The crisis was well illustrated by what had happened in the tiny town of Rosemont, near Minneapolis. There, in the expanding days of 1942, the 21,000-acre Gopher Ordnance Works--a typical example of the cornfield-to-factory projects which sprang up all over the U.S.--was built to manufacture powder. Then, for almost two years, the plant stood idle; and finally, last February, workmen began to dismantle its machinery.
Last week the Gopher Ordnance Works was in rush-rush production, making nitric acid for much-needed gunpowder.
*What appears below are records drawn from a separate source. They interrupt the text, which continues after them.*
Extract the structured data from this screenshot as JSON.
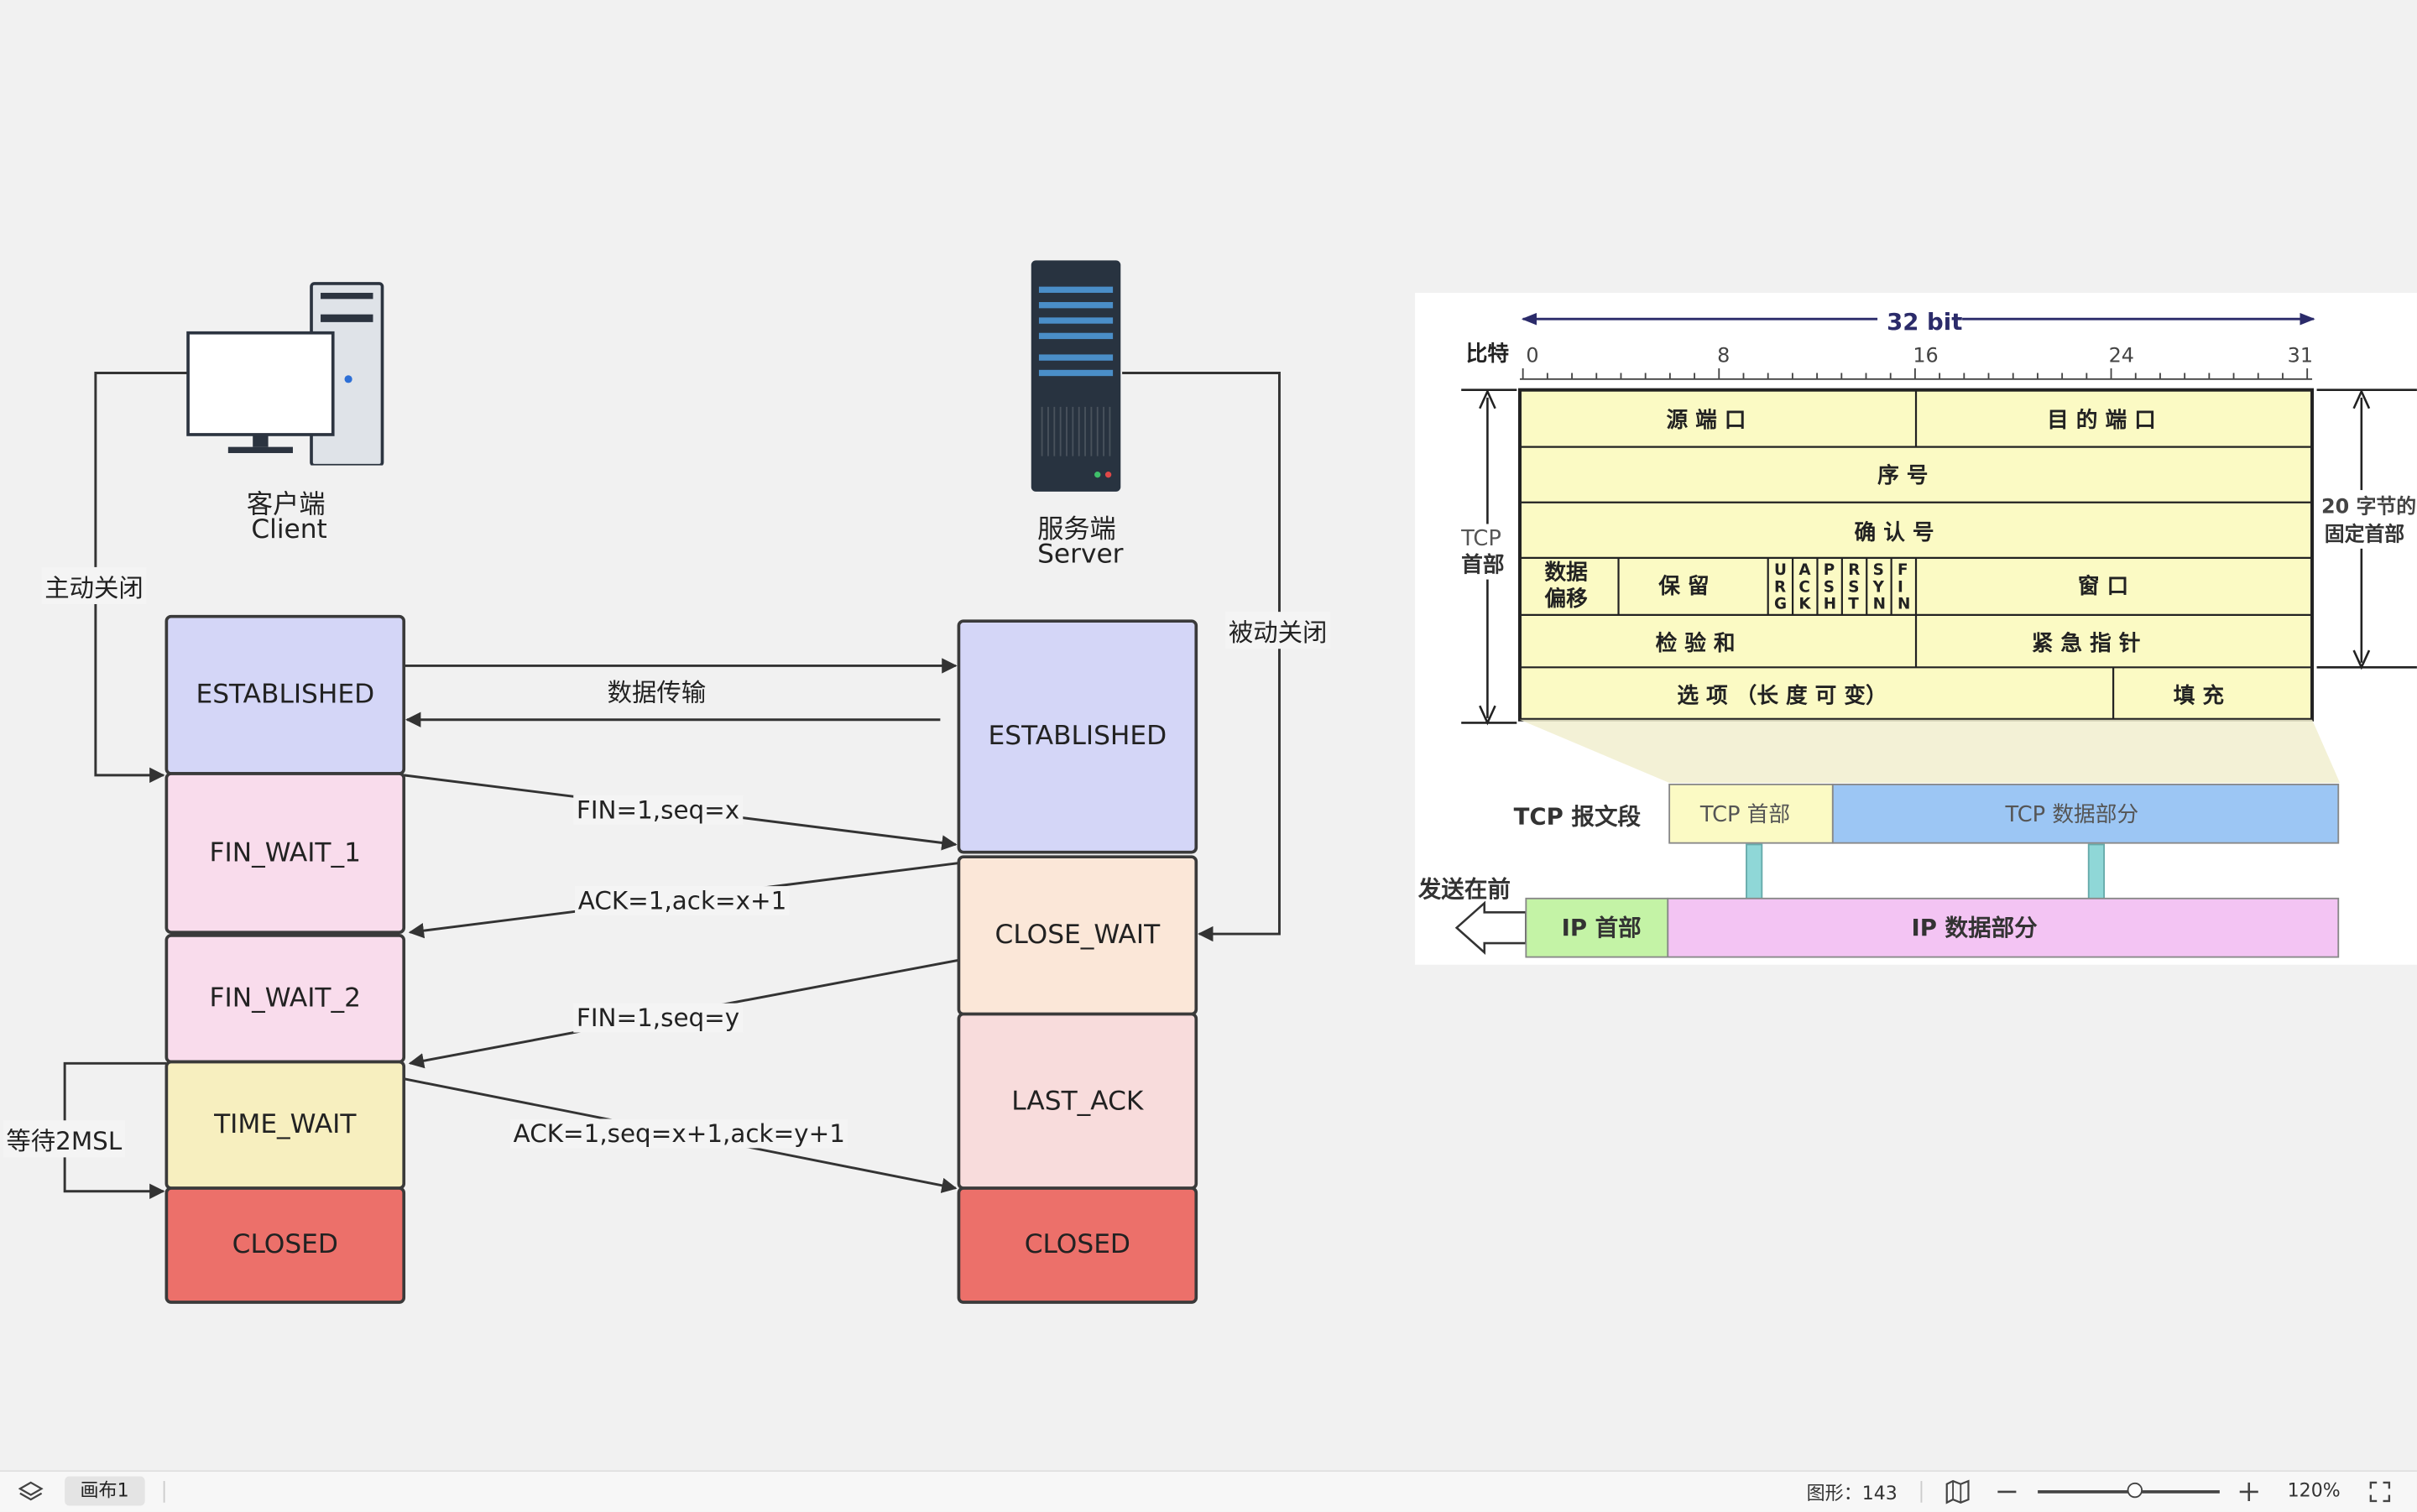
{
  "diagram": {
    "client": {
      "label_cn": "客户端",
      "label_en": "Client"
    },
    "server": {
      "label_cn": "服务端",
      "label_en": "Server"
    },
    "client_side_note": "主动关闭",
    "server_side_note": "被动关闭",
    "wait_note": "等待2MSL",
    "client_states": [
      "ESTABLISHED",
      "FIN_WAIT_1",
      "FIN_WAIT_2",
      "TIME_WAIT",
      "CLOSED"
    ],
    "server_states": [
      "ESTABLISHED",
      "CLOSE_WAIT",
      "LAST_ACK",
      "CLOSED"
    ],
    "messages": {
      "data": "数据传输",
      "fin1": "FIN=1,seq=x",
      "ack1": "ACK=1,ack=x+1",
      "fin2": "FIN=1,seq=y",
      "ack2": "ACK=1,seq=x+1,ack=y+1"
    },
    "colors": {
      "established": "#d4d6f7",
      "fin_wait": "#f9dcec",
      "close_wait": "#fbe7d8",
      "time_wait": "#f7efbf",
      "last_ack": "#f8dcdc",
      "closed": "#ec706a"
    }
  },
  "tcp_header": {
    "width_label": "32 bit",
    "bit_label": "比特",
    "ticks": [
      "0",
      "8",
      "16",
      "24",
      "31"
    ],
    "left_label_top": "TCP",
    "left_label_bottom": "首部",
    "right_label_top": "20 字节的",
    "right_label_bottom": "固定首部",
    "fields": {
      "src_port": "源 端 口",
      "dst_port": "目 的 端 口",
      "seq": "序 号",
      "ack": "确  认  号",
      "offset_top": "数据",
      "offset_bottom": "偏移",
      "reserved": "保  留",
      "flags": [
        "URG",
        "ACK",
        "PSH",
        "RST",
        "SYN",
        "FIN"
      ],
      "window": "窗  口",
      "checksum": "检 验 和",
      "urgent": "紧 急 指 针",
      "options": "选  项  （长 度 可 变）",
      "padding": "填  充"
    },
    "segment_label": "TCP 报文段",
    "tcp_head": "TCP 首部",
    "tcp_data": "TCP 数据部分",
    "send_before": "发送在前",
    "ip_head": "IP 首部",
    "ip_data": "IP 数据部分"
  },
  "statusbar": {
    "tab": "画布1",
    "shape_count": "图形：143",
    "zoom": "120%",
    "icons": [
      "layers-icon",
      "map-icon",
      "zoom-out-icon",
      "zoom-in-icon",
      "fullscreen-icon"
    ]
  }
}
The sudden activity at Gopher was multiplied at countless other war plants. There were several reasons for this. Principal one was that the U.S. war machine was chewing up its equipment faster than it was being produced. Instances:
P: On the bomb-pocked roads of Europe, the trucks which moved in radiator-to-buckboard line were wearing out at a rate so fantastic that the actual number is still a military secret. In the northwest sector alone, 5,000 new tires were needed daily.
P: In one month of fighting, artillery units hurled $156 million worth of shells at the Germans. At Aachen, in two weeks of bombardment, 300,000 rounds of 105-mm. shells were expended.
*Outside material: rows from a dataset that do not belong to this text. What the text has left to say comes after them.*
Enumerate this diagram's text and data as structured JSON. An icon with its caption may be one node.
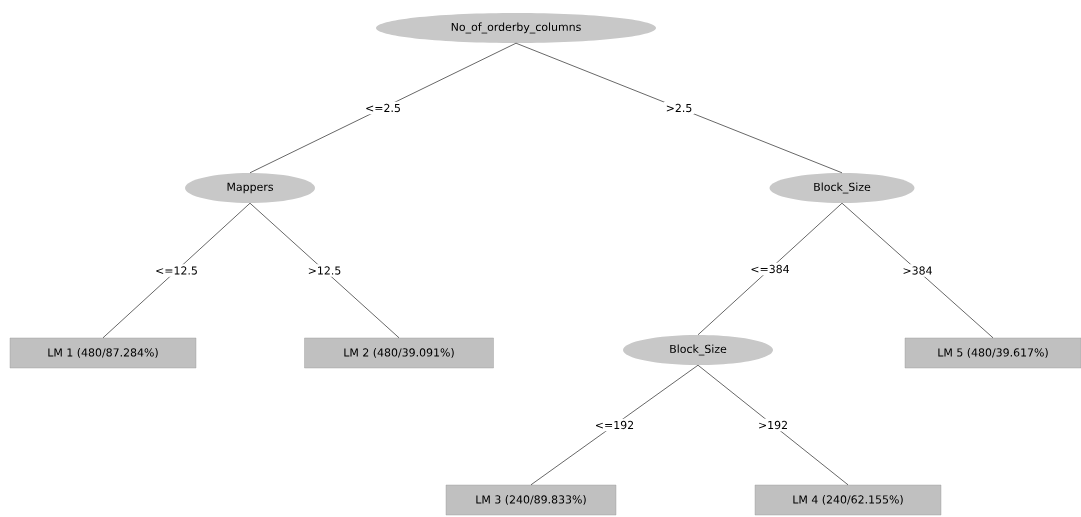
{
  "diagram": {
    "nodes": [
      {
        "text": [
          "No_of_orderby_columns"
        ]
      },
      {
        "text": [
          "Mappers"
        ]
      },
      {
        "text": [
          "Block_Size"
        ]
      },
      {
        "text": [
          "LM 1 (480/87.284%)"
        ]
      },
      {
        "text": [
          "LM 2 (480/39.091%)"
        ]
      },
      {
        "text": [
          "Block_Size"
        ]
      },
      {
        "text": [
          "LM 5 (480/39.617%)"
        ]
      },
      {
        "text": [
          "LM 3 (240/89.833%)"
        ]
      },
      {
        "text": [
          "LM 4 (240/62.155%)"
        ]
      }
    ],
    "edges": [
      {
        "from": 0,
        "to": 1,
        "arrow": "none",
        "label": "<=2.5"
      },
      {
        "from": 0,
        "to": 2,
        "arrow": "none",
        "label": ">2.5"
      },
      {
        "from": 1,
        "to": 3,
        "arrow": "none",
        "label": "<=12.5"
      },
      {
        "from": 1,
        "to": 4,
        "arrow": "none",
        "label": ">12.5"
      },
      {
        "from": 2,
        "to": 5,
        "arrow": "none",
        "label": "<=384"
      },
      {
        "from": 2,
        "to": 6,
        "arrow": "none",
        "label": ">384"
      },
      {
        "from": 5,
        "to": 7,
        "arrow": "none",
        "label": "<=192"
      },
      {
        "from": 5,
        "to": 8,
        "arrow": "none",
        "label": ">192"
      }
    ]
  }
}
P: General Eisenhower, pointing out that Aachen might have been taken sooner, said: "Today we are firing ammunition which we would not have used until next February or March if we had been content with a slower advance."
P: In the first month of the Leyte invasion, General MacArthur's forces pumped out as much ammunition as they had in 16 previous months of operation.
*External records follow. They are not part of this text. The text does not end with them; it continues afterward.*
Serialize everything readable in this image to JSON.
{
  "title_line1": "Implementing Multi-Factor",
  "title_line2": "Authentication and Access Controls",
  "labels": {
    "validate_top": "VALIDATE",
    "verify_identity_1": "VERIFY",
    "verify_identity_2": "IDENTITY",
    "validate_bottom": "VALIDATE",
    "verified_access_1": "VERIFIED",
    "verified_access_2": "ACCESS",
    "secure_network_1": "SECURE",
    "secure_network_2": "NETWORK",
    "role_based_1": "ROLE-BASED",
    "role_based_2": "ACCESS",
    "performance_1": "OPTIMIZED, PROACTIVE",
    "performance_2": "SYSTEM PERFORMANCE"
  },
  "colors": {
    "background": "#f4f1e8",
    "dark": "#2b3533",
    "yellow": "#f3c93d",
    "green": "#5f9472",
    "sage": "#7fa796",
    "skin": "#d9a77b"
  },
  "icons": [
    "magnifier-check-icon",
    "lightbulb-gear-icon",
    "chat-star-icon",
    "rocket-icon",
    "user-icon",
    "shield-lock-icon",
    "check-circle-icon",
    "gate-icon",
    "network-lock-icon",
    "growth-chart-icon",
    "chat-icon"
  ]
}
Bombs v. Shells. There was a second reason for the crisis: a miscalculation by the war planners. As in previous wars, the needs of the artillery had been vastly underestimated. Meanwhile, airmen, aircraft and airborne bombs had top priority. The airmen were not only asked to knock out German industry. They were also used as a swift, mobile artillery for the infantry. Thus, in the arsenals, artillery ammunition was cut back. But now the commanders restored artillerymen to their historic role of blasting the way for the infantry. At home, this meant a sudden shift back to production of artillery ammunition.
Third reason for the crisis was the still-present manpower shortage. Looked at nationally, this did not seem terribly urgent: war plants were but 200,000 workers short. But the men were needed in critical spots. Accordingly, Government and Army & Navy men scurried about urging war workers to stay on their jobs, exhorting those who had left, on the crest of the September optimism, to return.
No one was yet crying wolf; no one was anxious to magnify the problem. No one was afraid that it could not be solved. But last week the Army was flying 400-lb. shells to the front on the Rhine.